Hsinchu Primary Substation used to sit at the outer edge of the central city. As time passes by, followed by the growth of the central region, this once neglected infrastructure is now sandwiched between the brim of the metropolitan area and core living amenities. The 400 metres long footpath along the fence wall links the high-rise apartments and large retail stores at one end, and roads to schools and central city at the other. There is also a pedestrian bridge underneath the flyover, above zebra crossings to connect with the entire residential area and avoid congested traffic. The existing fence wall used to be painted with wall arts, which was a common and politically correct solution to beautify public spaces at the time. Over time this urban corridor still possesses an uninviting vibe and hence triggered our improvement proposal.

Carrying the stream and tumbling of the city life diligently, non-intrusive nor hidden, the large-scale primary substation steadily interconnects the electrical powers. Day by day it stands solitarily, surrounded by layers of tidal traffic flow. Those paradigmatic steel lattice towers and the overhead transmission lines composed an industrial scene, further intensified by the harsh solid fence wall units and mesh wire. As the city expands, events such as daily commutes, grocery shopping, night-time recreations gradually took place along this overlooked fence wall throughout the day. We made a proposition that accommodates and elevates people’s experiences during these events, taking account of the various movements, scales of the urban space and human figure, visually and physically.

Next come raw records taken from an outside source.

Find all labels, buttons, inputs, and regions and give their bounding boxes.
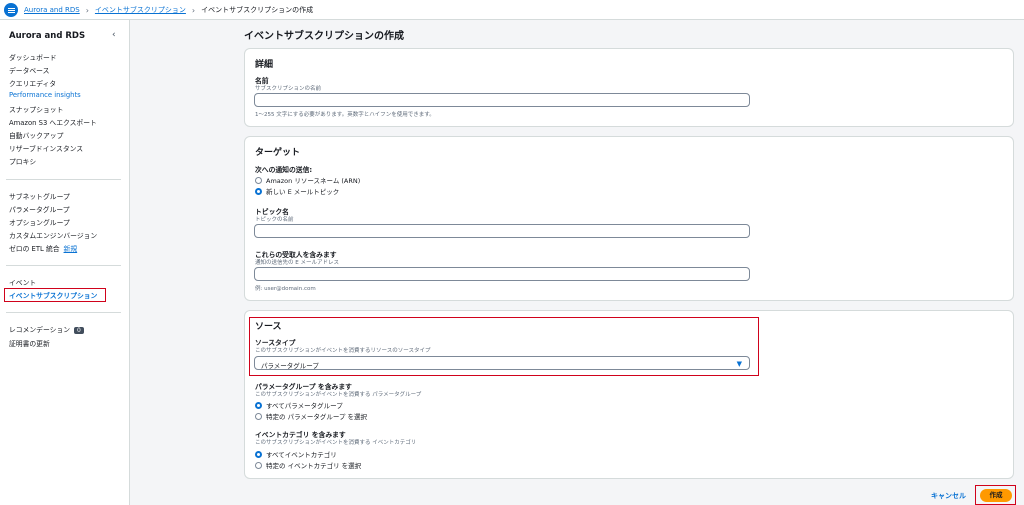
new-badge[interactable]: 新規 bbox=[64, 245, 78, 253]
highlight-box bbox=[249, 317, 759, 376]
recipients-input[interactable] bbox=[254, 267, 750, 281]
sidebar-item-subnet-groups[interactable]: サブネットグループ bbox=[9, 191, 70, 201]
details-heading: 詳細 bbox=[255, 60, 274, 70]
highlight-box bbox=[975, 485, 1016, 505]
sidebar-item-parameter-groups[interactable]: パラメータグループ bbox=[9, 204, 70, 214]
sidebar-item-custom-engine-versions[interactable]: カスタムエンジンバージョン bbox=[9, 230, 97, 240]
name-hint: 1〜255 文字にする必要があります。英数字とハイフンを使用できます。 bbox=[255, 112, 435, 118]
sidebar-item-option-groups[interactable]: オプショングループ bbox=[9, 217, 70, 227]
sidebar-item-performance-insights[interactable]: Performance insights bbox=[9, 91, 81, 99]
sidebar-item-reserved-instances[interactable]: リザーブドインスタンス bbox=[9, 143, 83, 153]
radio-new-topic-label: 新しい E メールトピック bbox=[266, 188, 340, 196]
radio-circle[interactable] bbox=[255, 176, 262, 184]
target-card: ターゲット 次への通知の送信: Amazon リソースネーム (ARN) 新しい… bbox=[244, 136, 1014, 301]
name-description: サブスクリプションの名前 bbox=[255, 86, 322, 92]
sidebar-item-dashboard[interactable]: ダッシュボード bbox=[9, 52, 57, 62]
radio-all-parameter-groups[interactable]: すべてパラメータグループ bbox=[255, 400, 343, 410]
sidebar-item-databases[interactable]: データベース bbox=[9, 65, 49, 75]
radio-circle-selected[interactable] bbox=[255, 401, 262, 409]
sidebar-item-certificate-update[interactable]: 証明書の更新 bbox=[9, 338, 50, 348]
include-parameter-groups-description: このサブスクリプションがイベントを消費する パラメータグループ bbox=[255, 392, 422, 398]
page-title: イベントサブスクリプションの作成 bbox=[244, 31, 404, 42]
sidebar-item-automated-backups[interactable]: 自動バックアップ bbox=[9, 130, 63, 140]
radio-specific-cat-label: 特定の イベントカテゴリ を選択 bbox=[266, 462, 362, 470]
menu-icon[interactable] bbox=[4, 3, 18, 17]
highlight-box bbox=[4, 288, 106, 302]
chevron-right-icon: › bbox=[191, 5, 196, 15]
send-to-label: 次への通知の送信: bbox=[255, 166, 313, 174]
count-badge: 0 bbox=[74, 327, 84, 334]
topic-name-input[interactable] bbox=[254, 224, 750, 238]
sidebar-item-query-editor[interactable]: クエリエディタ bbox=[9, 78, 56, 88]
details-card: 詳細 名前 サブスクリプションの名前 1〜255 文字にする必要があります。英数… bbox=[244, 48, 1014, 127]
sidebar-title: Aurora and RDS bbox=[9, 31, 86, 41]
radio-specific-parameter-groups[interactable]: 特定の パラメータグループ を選択 bbox=[255, 411, 367, 421]
topic-name-description: トピックの名前 bbox=[255, 217, 294, 223]
cancel-button[interactable]: キャンセル bbox=[931, 491, 966, 501]
radio-arn[interactable]: Amazon リソースネーム (ARN) bbox=[255, 175, 360, 185]
sidebar-item-zero-etl[interactable]: ゼロの ETL 統合 新規 bbox=[9, 243, 77, 253]
radio-specific-pg-label: 特定の パラメータグループ を選択 bbox=[266, 413, 368, 421]
target-heading: ターゲット bbox=[255, 148, 301, 158]
sidebar-divider bbox=[6, 312, 121, 313]
chevron-left-icon[interactable]: ‹ bbox=[112, 30, 116, 40]
radio-arn-label: Amazon リソースネーム (ARN) bbox=[266, 177, 361, 185]
sidebar: Aurora and RDS ‹ ダッシュボード データベース クエリエディタ … bbox=[0, 20, 130, 505]
sidebar-item-snapshots[interactable]: スナップショット bbox=[9, 104, 63, 114]
radio-all-cat-label: すべてイベントカテゴリ bbox=[266, 451, 337, 459]
subscription-name-input[interactable] bbox=[254, 93, 750, 107]
sidebar-item-events[interactable]: イベント bbox=[9, 277, 36, 287]
chevron-right-icon: › bbox=[85, 5, 89, 15]
top-bar: Aurora and RDS › イベントサブスクリプション › イベントサブス… bbox=[0, 0, 1024, 20]
sidebar-item-recommendations[interactable]: レコメンデーション 0 bbox=[9, 324, 84, 334]
sidebar-item-s3-export[interactable]: Amazon S3 へエクスポート bbox=[9, 117, 97, 127]
radio-all-event-categories[interactable]: すべてイベントカテゴリ bbox=[255, 449, 337, 459]
sidebar-divider bbox=[6, 265, 121, 266]
radio-circle-selected[interactable] bbox=[255, 450, 262, 458]
radio-all-pg-label: すべてパラメータグループ bbox=[266, 402, 343, 410]
sidebar-item-zero-etl-label: ゼロの ETL 統合 bbox=[9, 245, 60, 253]
recipients-description: 通知の送信先の E メールアドレス bbox=[255, 260, 339, 266]
radio-circle[interactable] bbox=[255, 461, 262, 469]
sidebar-divider bbox=[6, 179, 121, 180]
radio-circle[interactable] bbox=[255, 412, 262, 420]
breadcrumb: Aurora and RDS › イベントサブスクリプション › イベントサブス… bbox=[24, 5, 313, 15]
breadcrumb-current: イベントサブスクリプションの作成 bbox=[201, 6, 314, 14]
recipients-hint: 例: user@domain.com bbox=[255, 286, 316, 292]
radio-circle-selected[interactable] bbox=[255, 187, 262, 195]
breadcrumb-root[interactable]: Aurora and RDS bbox=[24, 6, 80, 14]
source-card: ソース ソースタイプ このサブスクリプションがイベントを消費するリソースのソース… bbox=[244, 310, 1014, 479]
sidebar-item-proxies[interactable]: プロキシ bbox=[9, 156, 36, 166]
include-event-categories-description: このサブスクリプションがイベントを消費する イベントカテゴリ bbox=[255, 440, 417, 446]
sidebar-item-recommendations-label: レコメンデーション bbox=[9, 326, 71, 334]
radio-specific-event-categories[interactable]: 特定の イベントカテゴリ を選択 bbox=[255, 460, 361, 470]
breadcrumb-parent[interactable]: イベントサブスクリプション bbox=[95, 5, 186, 15]
radio-new-email-topic[interactable]: 新しい E メールトピック bbox=[255, 186, 339, 196]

We strategically intervene the site with wave-like luminous ribbons, aiming to introduce spatial guidance that engages people at various speeds and scales. Among the rapid traffic and wanders of the pedestrians, the upwards and downwards actions of the light rail reconcile the pace of the space. They are also designated as resting points throughout the walk next to the roaring traffic. Concealed in the stainless steel channels, the light meanders and flows freely through. It stretches and glides over the continuous and modularised concrete walls, visually breaking the rigid lines of the wall surface, representing senses of motion. This linear light follows and accompanies the pedestrians heading towards the other end of the wall, at times it lowers, widens and turns into a sitting bench, and at times it rises to become street lights for the footpath.

This organic and derivative creature attaches to the existing fence wall in a parasitic way. It is not only a vivid urban symbol but also a gentle nocturnal companion. Inhales and exhales like a living entity, its vitality empowered by the characteristics of the substation will keep pulsing in this technology-charged city of Taiwan.